Abbiamo il coraggio di dichiarare la matrice di troppe tragedie di femminicidio e di suicidio che portano alle cronache di storie di vita delle persone con la divisa. La scorsa settimana il femminicidio e suicidio di Roma, che ha fatto tornare alla memoria tragedie simili avvenute a Cisterna di Latina, a Genova, ai Castelli Romani e tanti altri. E che dire del problema dei suicidi tra il personale? Non si può dar certo torto ai sindacati di categoria che ripetono l’allarme: se tra i carabinieri la prevalenza è tra il 22 e il 18 per 100mila persone, nel resto delle forze armate il peso è di 3,5: quasi sei volte inferiore.

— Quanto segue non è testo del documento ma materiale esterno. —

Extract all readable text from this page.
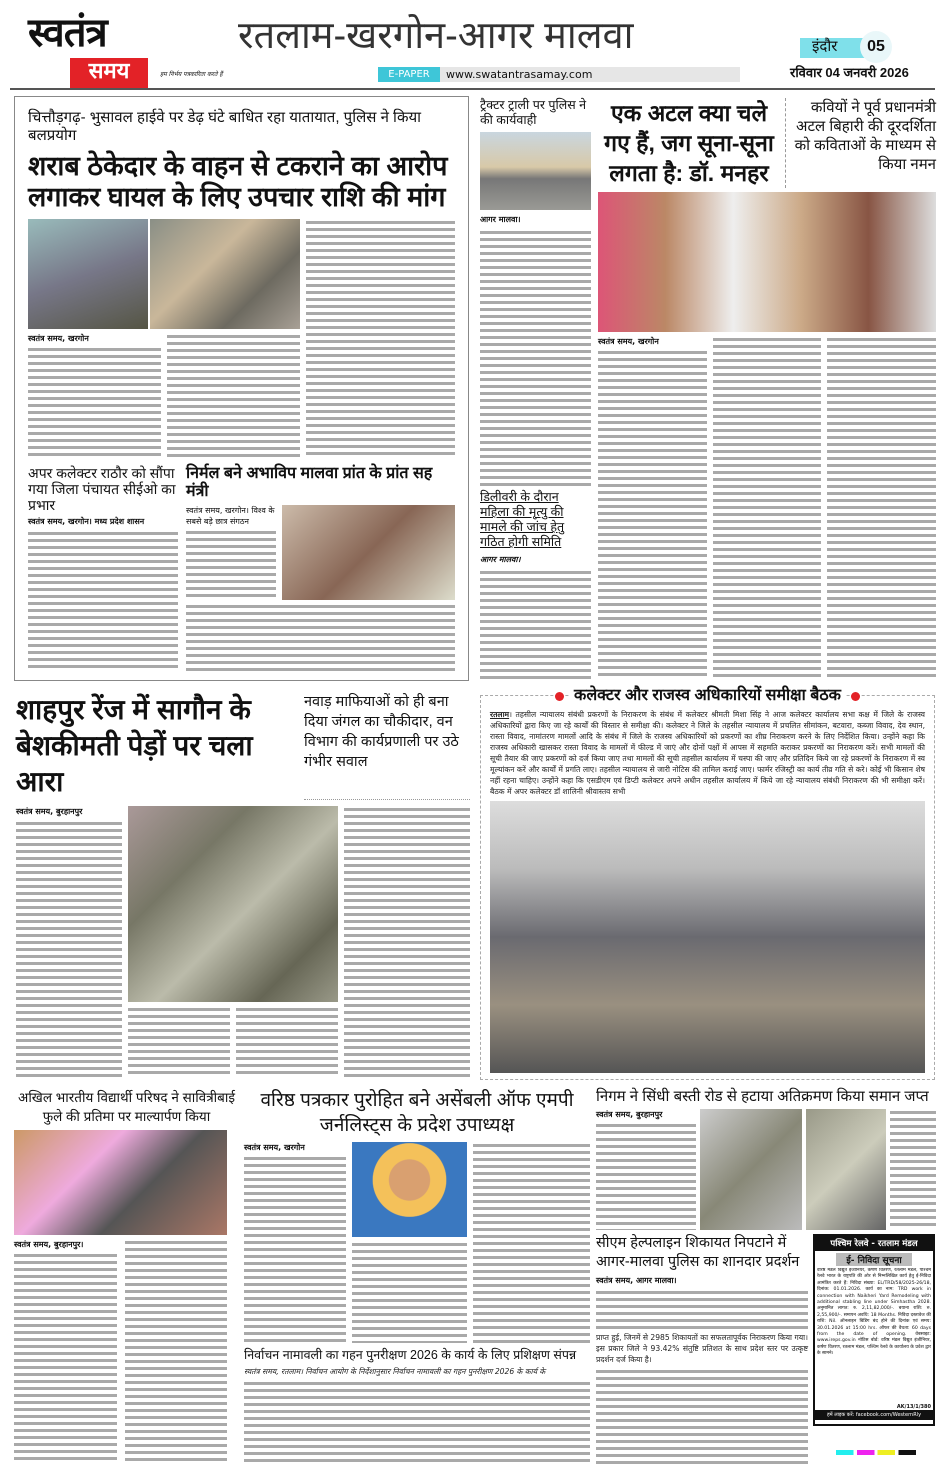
स्वतंत्र
समय	हम निर्भय पत्रकारिता करते हैं
रतलाम-खरगोन-आगर मालवा
E-PAPER	www.swatantrasamay.com
इंदौर	05
रविवार 04 जनवरी 2026
चित्तौड़गढ़- भुसावल हाईवे पर डेढ़ घंटे बाधित रहा यातायात, पुलिस ने किया बलप्रयोग
शराब ठेकेदार के वाहन से टकराने का आरोप
लगाकर घायल के लिए उपचार राशि की मांग
स्वतंत्र समय, खरगोन
अपर कलेक्टर राठौर को सौंपा गया जिला पंचायत सीईओ का प्रभार
स्वतंत्र समय, खरगोन। मध्य प्रदेश शासन
निर्मल बने अभाविप मालवा प्रांत के प्रांत सह मंत्री
स्वतंत्र समय, खरगोन। विश्व के सबसे बड़े छात्र संगठन
ट्रैक्टर ट्राली पर पुलिस ने की कार्यवाही
आगर मालवा।
डिलीवरी के दौरान महिला की मृत्यु की मामले की जांच हेतु गठित होगी समिति
आगर मालवा।
एक अटल क्या चले गए हैं, जग सूना-सूना लगता है: डॉ. मनहर
कवियों ने पूर्व प्रधानमंत्री अटल बिहारी की दूरदर्शिता को कविताओं के माध्यम से किया नमन
स्वतंत्र समय, खरगोन
शाहपुर रेंज में सागौन के
बेशकीमती पेड़ों पर चला आरा
नवाड़ माफियाओं को ही बना दिया जंगल का चौकीदार, वन विभाग की कार्यप्रणाली पर उठे गंभीर सवाल
स्वतंत्र समय, बुरहानपुर
कलेक्टर और राजस्व अधिकारियों समीक्षा बैठक
रतलाम। तहसील न्यायालय संबंधी प्रकरणों के निराकरण के संबंध में कलेक्टर श्रीमती मिशा सिंह ने आज कलेक्टर कार्यालय सभा कक्ष में जिले के राजस्व अधिकारियों द्वारा किए जा रहे कार्यों की विस्तार से समीक्षा की। कलेक्टर ने जिले के तहसील न्यायालय में प्रचलित सीमांकन, बटवारा, कब्जा विवाद, देव स्थान, रास्ता विवाद, नामांतरण मामलों आदि के संबंध में जिले के राजस्व अधिकारियों को प्रकरणों का शीघ्र निराकरण करने के लिए निर्देशित किया। उन्होंने कहा कि राजस्व अधिकारी खासकर रास्ता विवाद के मामलों में फील्ड में जाएं और दोनों पक्षों में आपस में सहमति कराकर प्रकरणों का निराकरण करें। सभी मामलों की सूची तैयार की जाए प्रकरणों को दर्ज किया जाए तथा मामलों की सूची तहसील कार्यालय में चस्पा की जाए और प्रतिदिन किये जा रहे प्रकरणों के निराकरण में स्व मूल्यांकन करें और कार्यों में प्रगति लाए। तहसील न्यायालय से जारी नोटिस की तामिल कराई जाए। फार्मर रजिस्ट्री का कार्य तीव्र गति से करे। कोई भी किसान शेष नहीं रहना चाहिए। उन्होंने कहा कि एसडीएम एवं डिप्टी कलेक्टर अपने अधीन तहसील कार्यालय में किये जा रहे न्यायालय संबंधी निराकरण की भी समीक्षा करें। बैठक में अपर कलेक्टर डॉ शालिनी श्रीवास्तव सभी
अखिल भारतीय विद्यार्थी परिषद ने सावित्रीबाई फुले की प्रतिमा पर माल्यार्पण किया
स्वतंत्र समय, बुरहानपुर।
वरिष्ठ पत्रकार पुरोहित बने असेंबली ऑफ एमपी जर्नलिस्ट्स के प्रदेश उपाध्यक्ष
स्वतंत्र समय, खरगोन
निर्वाचन नामावली का गहन पुनरीक्षण 2026 के कार्य के लिए प्रशिक्षण संपन्न
स्वतंत्र समय, रतलाम। निर्वाचन आयोग के निर्देशानुसार निर्वाचन नामावली का गहन पुनरीक्षण 2026 के कार्य के
निगम ने सिंधी बस्ती रोड से हटाया अतिक्रमण किया समान जप्त
स्वतंत्र समय, बुरहानपुर
सीएम हेल्पलाइन शिकायत निपटाने में आगर-मालवा पुलिस का शानदार प्रदर्शन
स्वतंत्र समय, आगर मालवा।
प्राप्त हुई, जिनमें से 2985 शिकायतों का सफलतापूर्वक निराकरण किया गया। इस प्रकार जिले ने 93.42% संतुष्टि प्रतिशत के साथ प्रदेश स्तर पर उत्कृष्ट प्रदर्शन दर्ज किया है।
पश्चिम रेलवे - रतलाम मंडल
ई- निविदा सूचना
वरिष्ठ मंडल विद्युत इंजीनियर, कर्षण वितरण, रतलाम मंडल, पश्चिम रेलवे भारत के राष्ट्रपति की ओर से निम्नलिखित कार्य हेतु ई-निविदा आमंत्रित करते हैं: निविदा संख्या: EL/TRD/58/2025-26/18, दिनांक: 01.01.2026. कार्य का नाम: TRD work in connection with Naikheri Yard Remodeling with additional stabling line under Simhastha 2028. अनुमानित लागत: रु. 2,11,82,000/-. बयाना राशि: रु. 2,55,900/-. समापन अवधि: 18 Months. निविदा दस्तावेज की राशि: Nil. ऑनलाइन बिडिंग बंद होने की दिनांक एवं समय: 30.01.2026 at 15:00 hrs. ऑफर की वैधता: 60 days from the date of opening. वेबसाइट: www.ireps.gov.in नोटिस बोर्ड: वरिष्ठ मंडल विद्युत इंजीनियर, कर्षण वितरण, रतलाम मंडल, पश्चिम रेलवे के कार्यालय के प्रवेश द्वार के सामने।
AK/13/1/380
हमें लाइक करें: facebook.com/WesternRly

Ricordiamo che per la popolazione italiana di riferimento il tasso è di 9,3. Dunque, il focus riguarda le situazioni dell’operare, la vita dell’organizzazione, la perizia nel dirigere, il sostegno morale e psicologico a chi vi lavora, la qualità della relazione con i cittadini, tanto con quelli onesti quanto con chi viola la legge. Ma ecco il terzo lato della drammatica questione. Quali responsabilità ha la politica? La si può riassumere in breve: di aver tralasciato da oltre venti anni di esercitare con sapienza la funzione di indirizzo, di non aver indicato mete alte agli apparati, di averne fatto oggetto di polemiche di parte e, talvolta, di accondiscendenza verso modelli muscolari.

C’è oggi da commuoversi, e da indignarsi, se riandiamo con la memoria alla qualità della cultura che si esprimeva dal Dopoguerra agli anni Ottanta quando si trattavano temi così delicati, e se ne dava prova in Parlamento e al Governo, tra i partiti di maggioranza e tra quelli di opposizione. Una comune responsabilità che oggi non si replica, forse nemmeno sapendo, che quello di polizia è un servizio per un bene pubblico di monopolio, la sicurezza, cui si accede solo per il tramite dei servizi dello Stato.